Most Prokaryotes Trace to an Ancient Origin on Land
Bacteria are not usually thought of as having a natural habitat like a mammal or insect, but indirect evidence has suggested that, if anything, most of the early evolution of bacteria was in the marine environment (oceans) and not on land. Surprisingly, NAI researchers from Penn State, Fabia Battistuzzi (now at Arizona State University) and Blair Hedges, found evidence that a large group of bacteria–two-thirds of all ~10,000 described species–trace their ancestry back to a life on land, not in the oceans. These bacteria have many useful adaptations, including the production of oxygen, which now may be tied to their land-loving lifestyle. Their article appeared in the February issue of Molecular Biology and Evolution.

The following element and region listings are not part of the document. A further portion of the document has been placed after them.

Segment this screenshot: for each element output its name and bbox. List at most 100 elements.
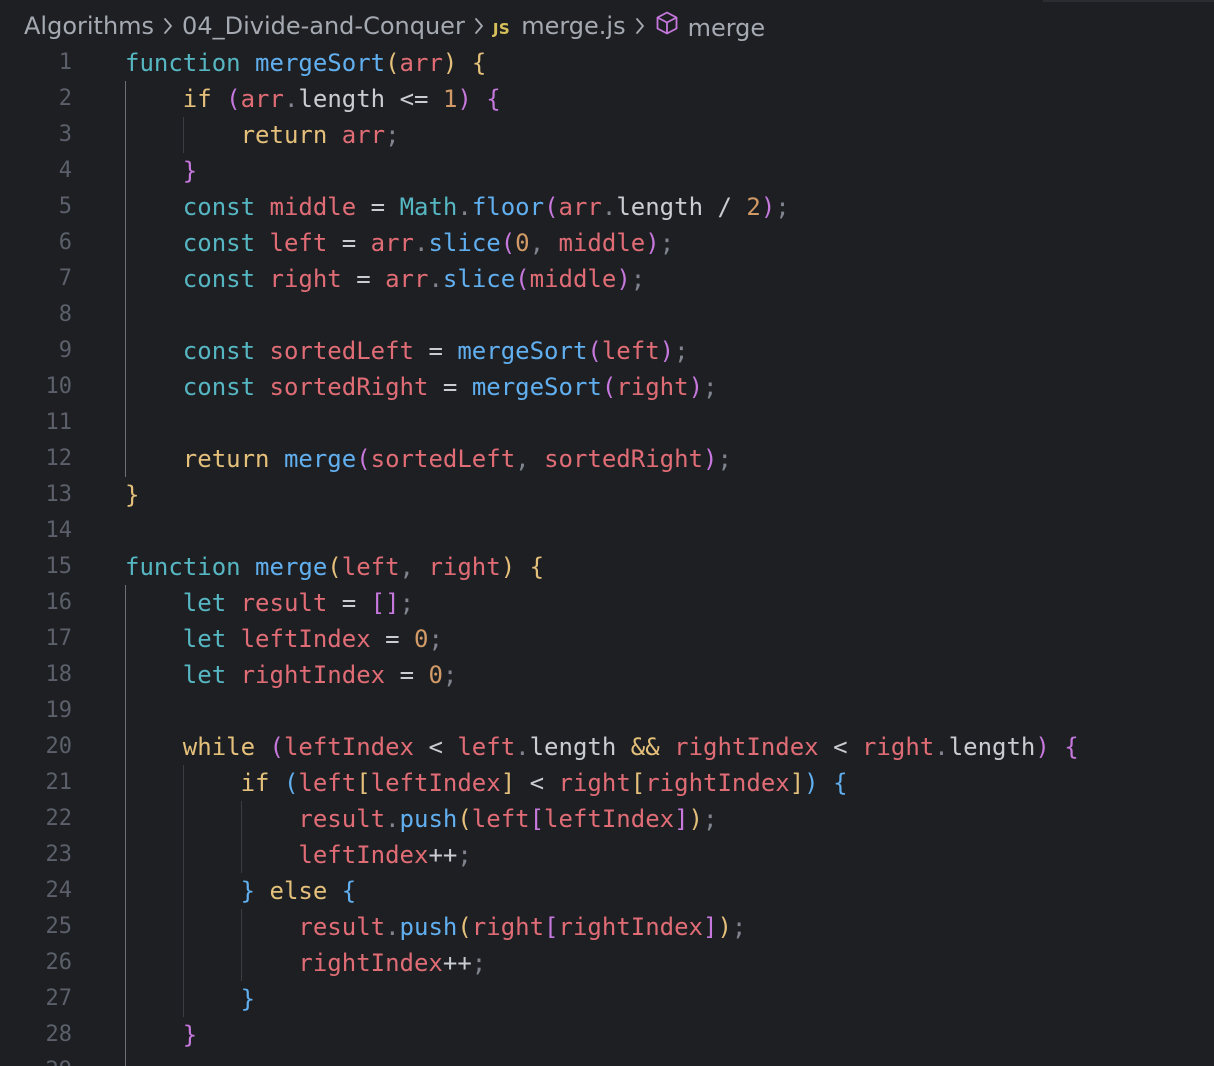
code-editor[interactable]: Algorithms 04_Divide-and-Conquer JS merge… (0, 0, 1214, 1066)
code-line[interactable]: 13} (0, 477, 1214, 513)
code-token: ( (500, 229, 516, 257)
code-line[interactable]: 6 const left = arr.slice(0, middle); (0, 225, 1214, 261)
code-line-text: result.push(right[rightIndex]); (125, 909, 746, 945)
code-token: arr (385, 265, 429, 293)
code-token: sortedRight (269, 373, 429, 401)
code-token: ( (226, 85, 241, 113)
tab-bar-edge (1043, 0, 1214, 2)
code-area[interactable]: 1 function mergeSort(arr) {2 if (arr.leng… (0, 45, 1214, 1066)
code-line[interactable]: 17 let leftIndex = 0; (0, 621, 1214, 657)
code-line[interactable]: 16 let result = []; (0, 585, 1214, 621)
code-token: push (399, 913, 458, 941)
code-line[interactable]: 29 (0, 1053, 1214, 1066)
code-line[interactable]: 3 return arr; (0, 117, 1214, 153)
code-line[interactable]: 12 return merge(sortedLeft, sortedRight)… (0, 441, 1214, 477)
code-token: leftIndex (240, 625, 371, 653)
code-token: = (442, 373, 458, 401)
code-line[interactable]: 9 const sortedLeft = mergeSort(left); (0, 333, 1214, 369)
breadcrumb-algorithms[interactable]: Algorithms (24, 12, 154, 40)
code-token: ) (659, 337, 675, 365)
line-number: 21 (45, 770, 73, 795)
code-line[interactable]: 2 if (arr.length <= 1) { (0, 81, 1214, 117)
chevron-right-icon (626, 14, 654, 38)
line-number: 28 (45, 1022, 73, 1047)
code-token: ; (731, 913, 747, 941)
code-token: . (934, 733, 949, 761)
code-line[interactable]: 22 result.push(left[leftIndex]); (0, 801, 1214, 837)
code-line[interactable]: 15 function merge(left, right) { (0, 549, 1214, 585)
code-token: ; (717, 445, 732, 473)
code-line-text: } (125, 477, 139, 513)
code-token: floor (471, 193, 545, 221)
code-line[interactable]: 23 leftIndex++; (0, 837, 1214, 873)
code-token: function (125, 49, 241, 77)
code-line[interactable]: 25 result.push(right[rightIndex]); (0, 909, 1214, 945)
code-token: = (356, 265, 371, 293)
code-token: right (861, 733, 935, 761)
code-token: leftIndex (370, 769, 501, 797)
code-token: function (125, 553, 241, 581)
code-token: ] (789, 769, 805, 797)
breadcrumb-folder[interactable]: 04_Divide-and-Conquer (182, 12, 465, 40)
line-number: 26 (45, 950, 73, 975)
code-token: left (601, 337, 660, 365)
line-number: 25 (45, 914, 73, 939)
line-number: 6 (58, 230, 72, 255)
code-line[interactable]: 8 (0, 297, 1214, 333)
code-line-text: while (leftIndex < left.length && rightI… (125, 729, 1079, 765)
breadcrumb-symbol[interactable]: merge (654, 10, 765, 42)
breadcrumb-file[interactable]: JS merge.js (493, 12, 626, 40)
code-line[interactable]: 19 (0, 693, 1214, 729)
code-token: arr (558, 193, 602, 221)
line-number: 9 (58, 338, 72, 363)
chevron-right-icon (465, 14, 493, 38)
code-token: ) (500, 553, 516, 581)
code-line[interactable]: 11 (0, 405, 1214, 441)
code-line[interactable]: 18 let rightIndex = 0; (0, 657, 1214, 693)
code-token: ] (674, 805, 689, 833)
code-token: result (240, 589, 328, 617)
code-line[interactable]: 24 } else { (0, 873, 1214, 909)
code-line[interactable]: 14 (0, 513, 1214, 549)
code-line[interactable]: 21 if (left[leftIndex] < right[rightInde… (0, 765, 1214, 801)
code-token: { (529, 553, 545, 581)
code-token: left (457, 733, 516, 761)
code-line[interactable]: 4 } (0, 153, 1214, 189)
code-line[interactable]: 26 rightIndex++; (0, 945, 1214, 981)
code-token: ; (442, 661, 458, 689)
code-line-text: const middle = Math.floor(arr.length / 2… (125, 189, 790, 225)
code-line[interactable]: 28 } (0, 1017, 1214, 1053)
code-line[interactable]: 10 const sortedRight = mergeSort(right); (0, 369, 1214, 405)
code-token: 0 (428, 661, 443, 689)
line-number: 4 (58, 158, 72, 183)
code-token: rightIndex (674, 733, 819, 761)
code-line[interactable]: 7 const right = arr.slice(middle); (0, 261, 1214, 297)
code-line[interactable]: 1 function mergeSort(arr) { (0, 45, 1214, 81)
code-token: ) (703, 445, 718, 473)
code-token: , (515, 445, 530, 473)
code-line[interactable]: 20 while (leftIndex < left.length && rig… (0, 729, 1214, 765)
code-token: slice (442, 265, 516, 293)
code-line[interactable]: 5 const middle = Math.floor(arr.length /… (0, 189, 1214, 225)
code-line[interactable]: 27 } (0, 981, 1214, 1017)
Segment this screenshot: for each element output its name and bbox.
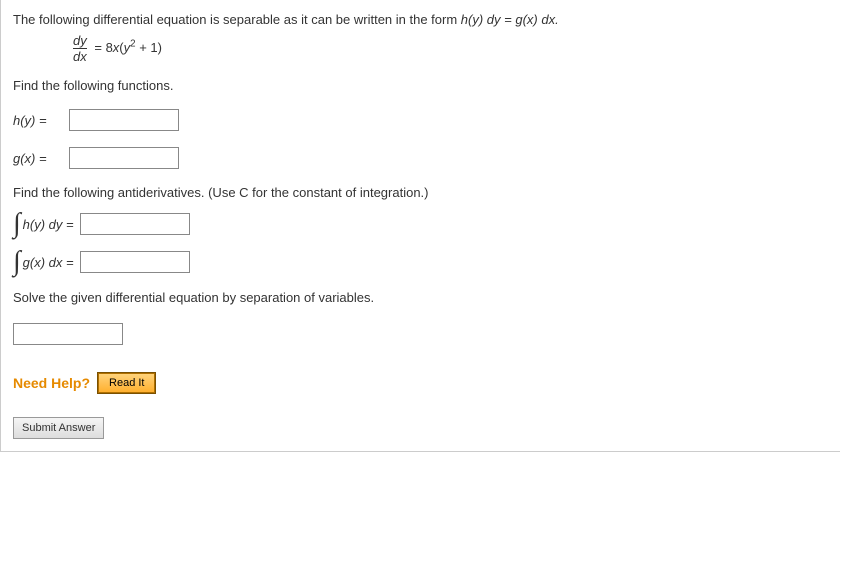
solve-row [13,315,828,345]
intro-text: The following differential equation is s… [13,12,828,27]
eq-rhs-post: + 1) [136,40,162,55]
hy-input[interactable] [69,109,179,131]
integral-hy-label: h(y) dy = [23,217,74,232]
need-help-section: Need Help? Read It [13,373,828,393]
integral-icon: ∫ [13,210,21,238]
hy-row: h(y) = [13,109,828,131]
question-container: The following differential equation is s… [0,0,840,452]
need-help-label: Need Help? [13,375,90,391]
integral-gx-label: g(x) dx = [23,255,74,270]
given-equation: dy dx = 8x(y2 + 1) [73,33,828,64]
intro-prefix: The following differential equation is s… [13,12,461,27]
read-it-button[interactable]: Read It [98,373,155,393]
integral-gx-input[interactable] [80,251,190,273]
submit-answer-button[interactable]: Submit Answer [13,417,104,439]
integral-icon: ∫ [13,248,21,276]
fraction-numerator: dy [73,33,87,48]
eq-rhs-pre: = 8 [94,40,112,55]
gx-row: g(x) = [13,147,828,169]
integral-hy-input[interactable] [80,213,190,235]
fraction-denominator: dx [73,48,87,64]
hy-label: h(y) = [13,113,69,128]
submit-row: Submit Answer [13,417,828,439]
solve-heading: Solve the given differential equation by… [13,290,828,305]
gx-input[interactable] [69,147,179,169]
fraction-dy-dx: dy dx [73,33,87,64]
integral-hy-row: ∫ h(y) dy = [13,210,828,238]
integral-gx-row: ∫ g(x) dx = [13,248,828,276]
gx-label: g(x) = [13,151,69,166]
solve-input[interactable] [13,323,123,345]
intro-form: h(y) dy = g(x) dx. [461,12,559,27]
find-functions-heading: Find the following functions. [13,78,828,93]
find-antiderivatives-heading: Find the following antiderivatives. (Use… [13,185,828,200]
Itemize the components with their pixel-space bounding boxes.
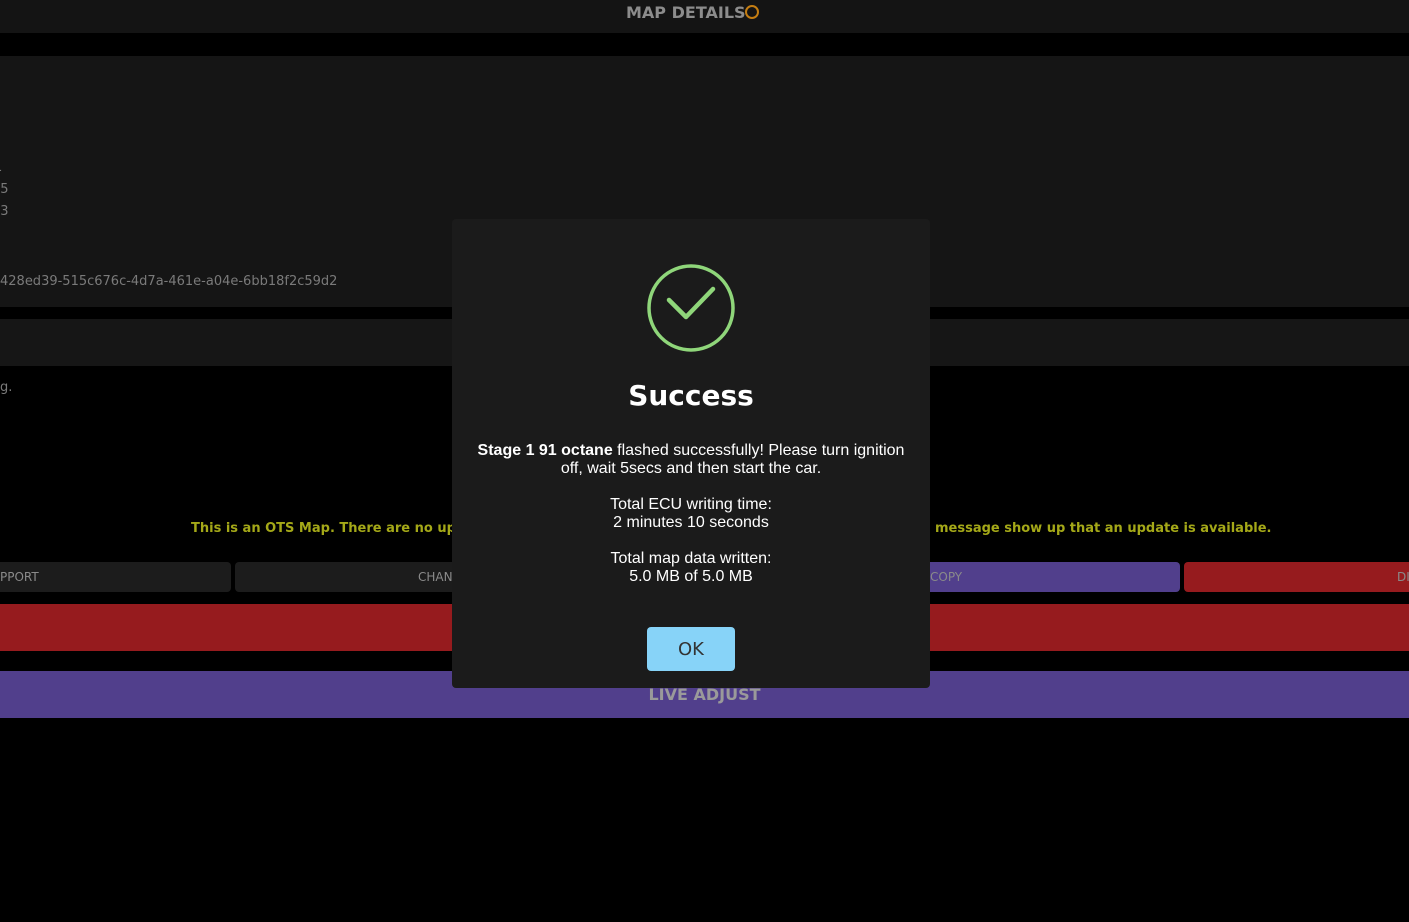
flash-message: flashed successfully! Please turn igniti… xyxy=(560,442,905,477)
delete-button[interactable]: DI xyxy=(1184,562,1409,592)
dialog-message: Stage 1 91 octane flashed successfully! … xyxy=(452,442,930,478)
map-id: 428ed39-515c676c-4d7a-461e-a04e-6bb18f2c… xyxy=(0,274,338,289)
detail-value: 53 xyxy=(0,204,9,219)
change-button[interactable]: CHAN xyxy=(235,562,465,592)
detail-value: 05 xyxy=(0,182,9,197)
data-value: 5.0 MB of 5.0 MB xyxy=(629,568,753,585)
time-label: Total ECU writing time: xyxy=(610,496,772,513)
success-dialog: Success Stage 1 91 octane flashed succes… xyxy=(452,219,930,688)
ots-notice-right: message show up that an update is availa… xyxy=(935,521,1272,536)
status-ring-icon[interactable] xyxy=(745,5,759,19)
data-label: Total map data written: xyxy=(610,550,772,567)
ots-notice-left: This is an OTS Map. There are no update xyxy=(191,521,490,536)
ok-button[interactable]: OK xyxy=(647,627,735,671)
time-value: 2 minutes 10 seconds xyxy=(613,514,769,531)
dialog-title: Success xyxy=(628,379,754,412)
note-text: g. xyxy=(0,380,13,395)
success-check-icon xyxy=(647,264,735,352)
map-name: Stage 1 91 octane xyxy=(477,442,613,459)
detail-value: 1 xyxy=(0,160,2,175)
support-button[interactable]: PPORT xyxy=(0,562,231,592)
copy-button[interactable]: COPY xyxy=(920,562,1180,592)
page-title: MAP DETAILS xyxy=(626,3,746,22)
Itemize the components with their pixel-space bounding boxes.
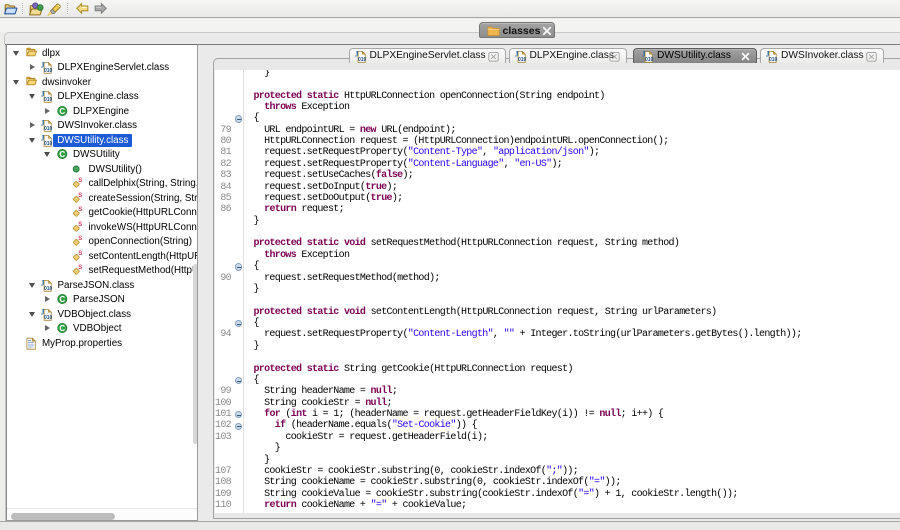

The study involved evolutionary analyses of sequence data from hundreds of complete genomes. Members of the terrestrial group, which they call Terrabacteria, include the Gram positive phyla (Actinobacteria and Firmicutes) and two phyla with cell walls that differ structurally from typical Gram positive and Gram negative phyla: Chloroflexi and Deinococcus-Thermus. The large group of >6,000 species also includes the oxygen-producers, Cyanobacteria. Many members of Terrabacteria produce spores and have other adaptations for resistance to environmental stress. Earlier studies, including some by the same authors, found a similar phylogenetic pattern but community acceptance of any particular tree of prokaryotes has been slow, partly because ribosomal RNA trees have always differed from protein and genome trees. But the Penn State team revealed biases in the ribosomal RNA data, that when accounted for, produce a tree more similar to the genome tree and lending support for Terrabacteria. Their molecular clock estimates place the colonization of land deep in the Precambrian, about three billion years ago.